Can’t believe it’s been a week since the last 6 on Saturday but what a week! Some of you lucky people had snow while down here all we had was rain and well a few flakes of snow and then more rain and then frost, lots of frost but that said I like a good frost. But it has well and truly marked the main start of winter and this is does make finding 6 things on Saturday a little harder to find. But like anything the harder you look the more you shall find!
1) Pittosporum ‘Tom Thumb’ I love pittosporums one of my favourite evergreen shrubs, this form is slow growing form and makes a great plant of winter interest
2) Rudbeckia seed heads just turn this stunning black colour after they have finished flowering, just how stunning it this !
3) nature is wonderful isn’t, this crumbling section of wall is being dripped on from a leaking gully above had led this brilliant spot for mosses and ferns to thrive, harts tongue fern and maiden hair spleenwort are just two that have made home here
4) The common snowberry, Symphoricarpus alba to give it’s real name and to be honest I do not like this plant at all, it’s a bit spreading, gets everywhere but just look at the berries, like winter pearls!

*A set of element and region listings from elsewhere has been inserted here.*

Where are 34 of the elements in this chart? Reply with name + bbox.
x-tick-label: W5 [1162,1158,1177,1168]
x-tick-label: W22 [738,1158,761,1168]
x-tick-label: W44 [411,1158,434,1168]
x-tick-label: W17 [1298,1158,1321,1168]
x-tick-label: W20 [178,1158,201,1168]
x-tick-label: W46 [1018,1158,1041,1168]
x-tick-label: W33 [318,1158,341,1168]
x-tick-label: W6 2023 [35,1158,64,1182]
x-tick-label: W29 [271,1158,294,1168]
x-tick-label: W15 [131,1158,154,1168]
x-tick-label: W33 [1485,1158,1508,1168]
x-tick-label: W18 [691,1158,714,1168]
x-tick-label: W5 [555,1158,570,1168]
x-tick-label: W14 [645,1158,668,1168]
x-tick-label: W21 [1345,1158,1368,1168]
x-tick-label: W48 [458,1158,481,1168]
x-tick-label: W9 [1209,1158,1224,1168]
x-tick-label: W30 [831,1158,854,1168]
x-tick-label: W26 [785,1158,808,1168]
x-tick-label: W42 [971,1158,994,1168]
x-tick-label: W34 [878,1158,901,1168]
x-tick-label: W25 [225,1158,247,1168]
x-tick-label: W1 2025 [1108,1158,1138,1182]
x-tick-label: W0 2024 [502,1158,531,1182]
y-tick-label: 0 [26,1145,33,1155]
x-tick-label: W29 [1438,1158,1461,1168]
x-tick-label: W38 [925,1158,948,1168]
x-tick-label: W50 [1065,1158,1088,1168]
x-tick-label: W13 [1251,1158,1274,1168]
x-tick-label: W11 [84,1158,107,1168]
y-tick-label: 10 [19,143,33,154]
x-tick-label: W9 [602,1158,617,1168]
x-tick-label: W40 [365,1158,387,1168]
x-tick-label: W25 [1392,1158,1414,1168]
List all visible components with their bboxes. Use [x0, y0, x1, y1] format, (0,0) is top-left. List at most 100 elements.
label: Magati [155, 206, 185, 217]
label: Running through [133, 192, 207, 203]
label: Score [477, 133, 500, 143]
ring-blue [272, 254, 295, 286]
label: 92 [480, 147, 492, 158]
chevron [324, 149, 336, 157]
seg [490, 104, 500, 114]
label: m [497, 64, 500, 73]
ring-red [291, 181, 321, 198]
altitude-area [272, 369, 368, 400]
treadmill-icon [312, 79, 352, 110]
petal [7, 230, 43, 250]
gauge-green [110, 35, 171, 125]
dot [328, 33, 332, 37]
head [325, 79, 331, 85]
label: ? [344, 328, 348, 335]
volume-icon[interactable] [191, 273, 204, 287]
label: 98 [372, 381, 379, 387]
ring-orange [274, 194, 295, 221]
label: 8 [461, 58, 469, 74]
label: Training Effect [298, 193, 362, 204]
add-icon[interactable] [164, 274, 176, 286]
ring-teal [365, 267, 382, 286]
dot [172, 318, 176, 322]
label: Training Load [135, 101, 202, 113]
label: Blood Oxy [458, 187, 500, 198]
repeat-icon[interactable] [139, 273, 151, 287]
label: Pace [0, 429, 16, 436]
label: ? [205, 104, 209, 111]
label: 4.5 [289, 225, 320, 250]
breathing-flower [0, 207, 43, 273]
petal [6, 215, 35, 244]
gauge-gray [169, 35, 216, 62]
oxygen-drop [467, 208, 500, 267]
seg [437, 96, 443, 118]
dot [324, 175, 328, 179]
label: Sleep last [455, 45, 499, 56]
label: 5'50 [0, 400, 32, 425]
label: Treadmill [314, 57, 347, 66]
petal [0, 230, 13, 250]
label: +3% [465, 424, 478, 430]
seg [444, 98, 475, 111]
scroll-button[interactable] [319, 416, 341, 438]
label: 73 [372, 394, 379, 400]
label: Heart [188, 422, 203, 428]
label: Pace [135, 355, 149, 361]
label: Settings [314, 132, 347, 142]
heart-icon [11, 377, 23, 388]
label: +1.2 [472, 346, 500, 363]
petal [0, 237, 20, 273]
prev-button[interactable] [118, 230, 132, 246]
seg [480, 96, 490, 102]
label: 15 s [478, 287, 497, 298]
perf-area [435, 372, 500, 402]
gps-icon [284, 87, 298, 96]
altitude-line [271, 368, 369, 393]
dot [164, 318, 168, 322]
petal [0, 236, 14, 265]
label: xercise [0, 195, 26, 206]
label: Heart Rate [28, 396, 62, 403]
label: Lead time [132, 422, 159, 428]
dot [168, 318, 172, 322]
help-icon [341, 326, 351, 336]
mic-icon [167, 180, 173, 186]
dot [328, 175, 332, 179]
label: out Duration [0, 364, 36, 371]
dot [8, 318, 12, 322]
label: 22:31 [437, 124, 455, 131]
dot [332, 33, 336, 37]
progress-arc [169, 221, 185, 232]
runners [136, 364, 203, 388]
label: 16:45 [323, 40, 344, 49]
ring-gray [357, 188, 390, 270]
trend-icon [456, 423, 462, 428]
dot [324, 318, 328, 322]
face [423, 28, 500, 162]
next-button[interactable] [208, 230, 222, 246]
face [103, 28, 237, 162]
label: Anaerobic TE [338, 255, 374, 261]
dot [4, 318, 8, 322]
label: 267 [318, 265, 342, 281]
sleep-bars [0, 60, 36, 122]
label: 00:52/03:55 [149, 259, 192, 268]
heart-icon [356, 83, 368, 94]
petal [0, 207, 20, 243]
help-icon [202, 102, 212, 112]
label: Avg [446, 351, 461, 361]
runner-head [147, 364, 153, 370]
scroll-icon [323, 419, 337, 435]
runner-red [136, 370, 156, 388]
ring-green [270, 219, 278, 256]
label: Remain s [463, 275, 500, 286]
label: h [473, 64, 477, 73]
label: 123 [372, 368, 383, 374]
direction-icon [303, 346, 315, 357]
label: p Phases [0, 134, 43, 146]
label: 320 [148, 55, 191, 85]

5) Pampas grasses are such big plants that do need a bit of space to really work, indeed some of the best planting’s I have seen were planted on a roundabout, looked beautiful as does this clump in the early evening light, I love the large plumes of them, catching the first rays of sunshine or the last few moments before darkness appears
6) ok will be a bit cheeky this week and feature a job I have done another blog on, cutting back the old leaves on Hellebores but it’s a prefect job to do this week so take a look and see how easy it is. It can be found here
I hope you enjoyed my 6 on Saturday from My clients gardens. If you did please checkout other people’s 6 on the memes founder website https://thepropagatorblog.wordpress.com/ I love seeing other people’s plants and what’s happening in their gardens. Why not give it ago yourself next week and give me a shout so I can take a look
Until next week, have fun in the garden
12 Comments Add yours
Gorgeous Pittosporum !! I don’t have any in my garden but since seen the one with this color, it will be in my wish list!
It’s quite a stunner Fred the new foliage is bright green when it first comes out
Love that pittosporum, great colour!
That’s a fine Pittosporum; I’m jealous. Mine did not thrive and was a casualty of my early autumn dig-out this year; it was, I think, a Nanum – green foliage didn’t really stand out. I’m now tempted to introduce Tom in it’s place for the purple colour. I have a dwarf Pampas in the front garden; seems this is a sign that the occupant(s) of the house are “swingers”. That discovery may mean it’ll be going too!
Haha it is indeed good for the back garden not good for the front unless you are into that lifestyle😉 it’s a great form, grown it in a wide range of soils always done good
Like the others, your pittsoporum wowed me. Looks so good w/that brickwork. The first time I saw snowberry, I was smitten but my neighbour said it’d soon make me hate it. A true thug, but quite a fetching one, to be sure. Never noticed my Rude Becky’s seed head.
An excuse not to dead head next year – thanks! As always, your photos are fantastic.
I wold not have guessed that you had snowberries there. It looks just like our native snowberry, although there is not much more than the berries to see. It always seems funny to me that is gets planted into gardens when it just gets cut out with the rest of the brush here. My colleague down south has one in his garden, but it is a fancier garden variety. Pampas grass is an exotic that we really try to get rid of as soon as it shows up. Our is the Cortaderia jubata, which has long floppy leaves and thinner tan flowers.
I’m still waiting to be sure the Hellebores in my garden are going to flower before doing the tidy up chop – I’m afraid I’ll lose them if I don’t.
Should be ok if they are a couple of years old 👍
Love the photo of the Pampas grass! I’d like to do more with grasses, but I don’t quite understand how to work them in; seems like they need their own beds?
They can be a bit tricky to work in it’s just finding the right grasses that fit in with your ideas, worth looking at the stipas like s.tennuimissa (can be labelled as nassella) some of the Miscanthus work in well as do some of the sedges like carex evergold, often the members of the daisy family can work well mixed in with grasses. Well worth getting Lucius Neil’s book on designing with grasses, some great ideas in there
Thank you for the advice, much appreciated!